Reading it more than 22 years later, I still enjoyed it, about the same level you'd enjoy an early 90s thriller/horror movie: just ignore some unrealistic action and goofy characters, and you'll get a good few hours of entertainment. :)
Profile Image for Andrew.
2,539 reviews
July 11, 2014
Wow now this is taking me back - the film I remember was covered heavily in a short lived magazine called FEAR, so much so that I wanted to read the story before I could see the film and the only way as the book. Well this was in the when the novelisation was practically identical to the film and so I got my wish.
The book is basically the film in words (wow does that sound daft) but I guess anyone who has read a novelisation of a film will know what I mean. The book is not very challenging and I guess looking at it now it has a bit of the "pulp" feel to it but it does have a ripping pace and didnt really let up till the finale.

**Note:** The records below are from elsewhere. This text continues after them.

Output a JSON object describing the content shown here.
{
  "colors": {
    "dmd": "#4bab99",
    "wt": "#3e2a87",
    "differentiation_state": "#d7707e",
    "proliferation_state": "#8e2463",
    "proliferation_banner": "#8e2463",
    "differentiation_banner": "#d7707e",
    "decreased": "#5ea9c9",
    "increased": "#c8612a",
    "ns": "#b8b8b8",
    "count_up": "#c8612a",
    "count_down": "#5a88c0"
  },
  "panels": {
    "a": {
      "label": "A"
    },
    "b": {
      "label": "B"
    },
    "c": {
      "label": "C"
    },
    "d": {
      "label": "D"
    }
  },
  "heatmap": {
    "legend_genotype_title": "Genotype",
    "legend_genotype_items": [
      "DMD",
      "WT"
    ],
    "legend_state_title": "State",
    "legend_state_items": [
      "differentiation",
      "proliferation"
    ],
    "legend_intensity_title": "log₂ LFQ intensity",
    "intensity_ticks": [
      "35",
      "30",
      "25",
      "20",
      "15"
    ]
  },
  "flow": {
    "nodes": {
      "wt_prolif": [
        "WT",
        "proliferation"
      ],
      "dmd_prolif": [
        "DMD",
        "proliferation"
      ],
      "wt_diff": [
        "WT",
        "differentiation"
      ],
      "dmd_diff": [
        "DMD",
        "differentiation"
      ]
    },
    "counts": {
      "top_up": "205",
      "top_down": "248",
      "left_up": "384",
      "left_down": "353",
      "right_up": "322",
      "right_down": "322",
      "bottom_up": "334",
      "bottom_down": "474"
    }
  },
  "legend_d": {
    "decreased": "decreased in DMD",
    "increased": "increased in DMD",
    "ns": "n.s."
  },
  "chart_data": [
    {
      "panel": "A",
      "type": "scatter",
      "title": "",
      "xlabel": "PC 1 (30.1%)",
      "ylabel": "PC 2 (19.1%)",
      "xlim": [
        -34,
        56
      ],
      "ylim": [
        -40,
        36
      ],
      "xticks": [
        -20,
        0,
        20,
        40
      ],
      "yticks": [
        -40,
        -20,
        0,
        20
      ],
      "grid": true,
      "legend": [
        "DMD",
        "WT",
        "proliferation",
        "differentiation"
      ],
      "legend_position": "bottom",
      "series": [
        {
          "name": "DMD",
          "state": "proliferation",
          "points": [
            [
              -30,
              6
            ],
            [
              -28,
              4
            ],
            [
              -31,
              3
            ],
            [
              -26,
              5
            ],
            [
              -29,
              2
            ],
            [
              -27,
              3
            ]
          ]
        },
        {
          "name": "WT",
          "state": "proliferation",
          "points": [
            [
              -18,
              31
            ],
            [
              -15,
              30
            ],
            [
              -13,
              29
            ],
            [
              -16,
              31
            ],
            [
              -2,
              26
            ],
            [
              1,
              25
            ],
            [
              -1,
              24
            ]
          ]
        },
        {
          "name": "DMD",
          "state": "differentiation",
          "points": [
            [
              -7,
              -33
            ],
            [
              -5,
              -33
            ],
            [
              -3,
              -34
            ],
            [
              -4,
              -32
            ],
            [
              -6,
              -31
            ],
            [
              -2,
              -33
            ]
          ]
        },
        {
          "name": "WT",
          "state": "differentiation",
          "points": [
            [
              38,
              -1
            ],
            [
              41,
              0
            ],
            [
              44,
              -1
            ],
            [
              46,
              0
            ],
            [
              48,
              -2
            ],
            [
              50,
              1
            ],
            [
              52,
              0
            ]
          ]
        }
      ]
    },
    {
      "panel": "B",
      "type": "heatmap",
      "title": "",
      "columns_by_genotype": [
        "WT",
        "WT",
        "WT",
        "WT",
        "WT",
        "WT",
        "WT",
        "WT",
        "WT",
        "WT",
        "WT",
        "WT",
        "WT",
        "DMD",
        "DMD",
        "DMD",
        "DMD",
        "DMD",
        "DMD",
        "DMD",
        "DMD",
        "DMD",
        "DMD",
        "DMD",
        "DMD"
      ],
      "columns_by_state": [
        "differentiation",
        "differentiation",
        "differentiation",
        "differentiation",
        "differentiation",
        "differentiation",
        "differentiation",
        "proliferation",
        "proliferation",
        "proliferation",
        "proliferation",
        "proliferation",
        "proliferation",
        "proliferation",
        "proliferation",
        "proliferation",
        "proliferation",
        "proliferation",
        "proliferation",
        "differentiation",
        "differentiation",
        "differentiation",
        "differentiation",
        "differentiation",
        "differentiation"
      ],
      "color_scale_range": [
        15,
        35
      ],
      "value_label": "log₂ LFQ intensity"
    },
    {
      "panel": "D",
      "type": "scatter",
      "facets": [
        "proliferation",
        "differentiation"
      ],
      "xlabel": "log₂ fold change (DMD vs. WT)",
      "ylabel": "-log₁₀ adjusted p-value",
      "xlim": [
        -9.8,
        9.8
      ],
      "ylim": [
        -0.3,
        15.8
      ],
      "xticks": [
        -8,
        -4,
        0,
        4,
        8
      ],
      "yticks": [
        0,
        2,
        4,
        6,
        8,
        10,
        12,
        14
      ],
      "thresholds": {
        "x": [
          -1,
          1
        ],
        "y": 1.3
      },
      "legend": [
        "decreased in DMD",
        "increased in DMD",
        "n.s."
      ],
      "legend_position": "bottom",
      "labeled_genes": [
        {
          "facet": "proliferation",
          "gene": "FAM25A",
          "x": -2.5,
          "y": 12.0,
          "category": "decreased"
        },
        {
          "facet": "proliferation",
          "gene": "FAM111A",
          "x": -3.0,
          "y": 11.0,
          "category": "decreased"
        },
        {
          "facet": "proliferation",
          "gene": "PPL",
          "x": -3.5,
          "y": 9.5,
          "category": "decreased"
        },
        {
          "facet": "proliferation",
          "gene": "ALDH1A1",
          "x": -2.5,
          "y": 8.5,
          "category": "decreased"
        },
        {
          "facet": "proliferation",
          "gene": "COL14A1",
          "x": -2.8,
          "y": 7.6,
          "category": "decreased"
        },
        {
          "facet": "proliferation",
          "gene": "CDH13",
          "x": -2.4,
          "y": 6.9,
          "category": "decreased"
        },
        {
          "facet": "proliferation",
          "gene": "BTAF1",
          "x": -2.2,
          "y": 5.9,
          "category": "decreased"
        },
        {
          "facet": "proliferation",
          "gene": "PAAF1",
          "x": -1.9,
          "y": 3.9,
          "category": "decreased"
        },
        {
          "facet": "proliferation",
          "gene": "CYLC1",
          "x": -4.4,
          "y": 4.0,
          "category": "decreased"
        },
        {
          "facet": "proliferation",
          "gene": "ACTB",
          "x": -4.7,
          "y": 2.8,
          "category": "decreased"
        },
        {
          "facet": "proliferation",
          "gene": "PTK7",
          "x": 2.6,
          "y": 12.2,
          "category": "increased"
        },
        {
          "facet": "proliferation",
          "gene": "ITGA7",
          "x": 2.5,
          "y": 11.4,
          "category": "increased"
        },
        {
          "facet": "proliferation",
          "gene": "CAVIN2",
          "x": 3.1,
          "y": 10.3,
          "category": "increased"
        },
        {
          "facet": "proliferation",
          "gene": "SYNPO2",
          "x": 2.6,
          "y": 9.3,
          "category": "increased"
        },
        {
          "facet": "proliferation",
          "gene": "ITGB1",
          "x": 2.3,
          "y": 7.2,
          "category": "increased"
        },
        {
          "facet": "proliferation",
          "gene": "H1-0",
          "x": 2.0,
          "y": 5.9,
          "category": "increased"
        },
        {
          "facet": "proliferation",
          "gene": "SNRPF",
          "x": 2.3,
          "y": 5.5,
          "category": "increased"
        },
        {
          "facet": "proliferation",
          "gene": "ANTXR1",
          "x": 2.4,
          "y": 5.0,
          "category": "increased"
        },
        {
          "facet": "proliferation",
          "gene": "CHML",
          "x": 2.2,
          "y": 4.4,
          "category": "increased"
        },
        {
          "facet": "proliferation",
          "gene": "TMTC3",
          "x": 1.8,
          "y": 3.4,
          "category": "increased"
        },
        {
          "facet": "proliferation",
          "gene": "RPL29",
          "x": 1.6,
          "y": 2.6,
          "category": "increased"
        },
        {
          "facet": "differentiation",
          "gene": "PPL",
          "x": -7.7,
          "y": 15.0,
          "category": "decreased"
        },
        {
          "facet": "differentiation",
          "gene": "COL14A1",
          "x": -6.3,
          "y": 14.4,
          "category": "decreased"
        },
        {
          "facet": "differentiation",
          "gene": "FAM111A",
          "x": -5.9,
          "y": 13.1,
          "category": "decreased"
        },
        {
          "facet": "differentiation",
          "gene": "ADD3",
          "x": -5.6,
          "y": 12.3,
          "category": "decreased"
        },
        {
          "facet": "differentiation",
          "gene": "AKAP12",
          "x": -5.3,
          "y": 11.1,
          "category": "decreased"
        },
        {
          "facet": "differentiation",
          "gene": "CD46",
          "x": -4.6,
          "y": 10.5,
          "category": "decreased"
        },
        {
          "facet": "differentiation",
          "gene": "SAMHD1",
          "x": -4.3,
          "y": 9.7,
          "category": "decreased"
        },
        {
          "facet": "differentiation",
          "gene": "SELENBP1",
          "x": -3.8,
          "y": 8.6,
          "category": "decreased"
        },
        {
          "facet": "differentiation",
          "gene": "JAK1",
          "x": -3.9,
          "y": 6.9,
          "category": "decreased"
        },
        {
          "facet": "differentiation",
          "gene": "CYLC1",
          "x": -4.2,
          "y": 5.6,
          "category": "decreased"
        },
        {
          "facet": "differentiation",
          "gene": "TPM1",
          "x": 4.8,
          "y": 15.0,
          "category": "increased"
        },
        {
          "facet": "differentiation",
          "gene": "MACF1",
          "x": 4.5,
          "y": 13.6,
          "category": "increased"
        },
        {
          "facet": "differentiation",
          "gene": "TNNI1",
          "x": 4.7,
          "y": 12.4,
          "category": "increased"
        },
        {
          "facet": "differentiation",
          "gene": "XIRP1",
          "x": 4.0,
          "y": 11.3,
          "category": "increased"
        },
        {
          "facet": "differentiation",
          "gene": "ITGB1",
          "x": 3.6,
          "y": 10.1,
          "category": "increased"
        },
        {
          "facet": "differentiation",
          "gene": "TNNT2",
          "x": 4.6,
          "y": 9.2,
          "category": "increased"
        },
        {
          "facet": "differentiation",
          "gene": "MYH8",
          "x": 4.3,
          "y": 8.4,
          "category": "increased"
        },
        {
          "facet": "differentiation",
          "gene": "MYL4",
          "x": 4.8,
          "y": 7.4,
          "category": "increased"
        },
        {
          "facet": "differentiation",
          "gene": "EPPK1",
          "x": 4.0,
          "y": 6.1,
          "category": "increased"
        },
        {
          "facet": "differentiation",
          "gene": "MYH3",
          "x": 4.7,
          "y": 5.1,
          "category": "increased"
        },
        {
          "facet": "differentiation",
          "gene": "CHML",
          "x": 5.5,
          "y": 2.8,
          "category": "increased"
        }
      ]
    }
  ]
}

On a side note I must admit I miss the FEAR magazine - ok it was a very niche publication and not a very high print quality but I do feel it was before its time and sadly suffered for it- although it did introduce me to Brian Lumley and his Necroscope and for that I will always be grateful.
Profile Image for Paul.
12 reviews
September 20, 2013
Back in the days when Sam Raimi used to direct low budget horrors he made Darkman, the tale of a disfigured scientist's revenge on the men who murdered his wife. Desperate to see the film at the cinema, but too young to go I had to make do with the novelisation, purchased whilst on holiday in Florida.
Profile Image for Avaris.
103 reviews2 followers
September 28, 2018

This was a surprisingly fantastic movie novelization. Most novelizations are obviously hurried, but this one seemed to flesh out the characters more, give more detail to various situations, and made it feel like it's own living world. It almost makes me want to say the book was better than the movie.

Profile Image for Chris.
471 reviews2 followers
September 4, 2014
Worth reading. Way better than the usual movie novelization.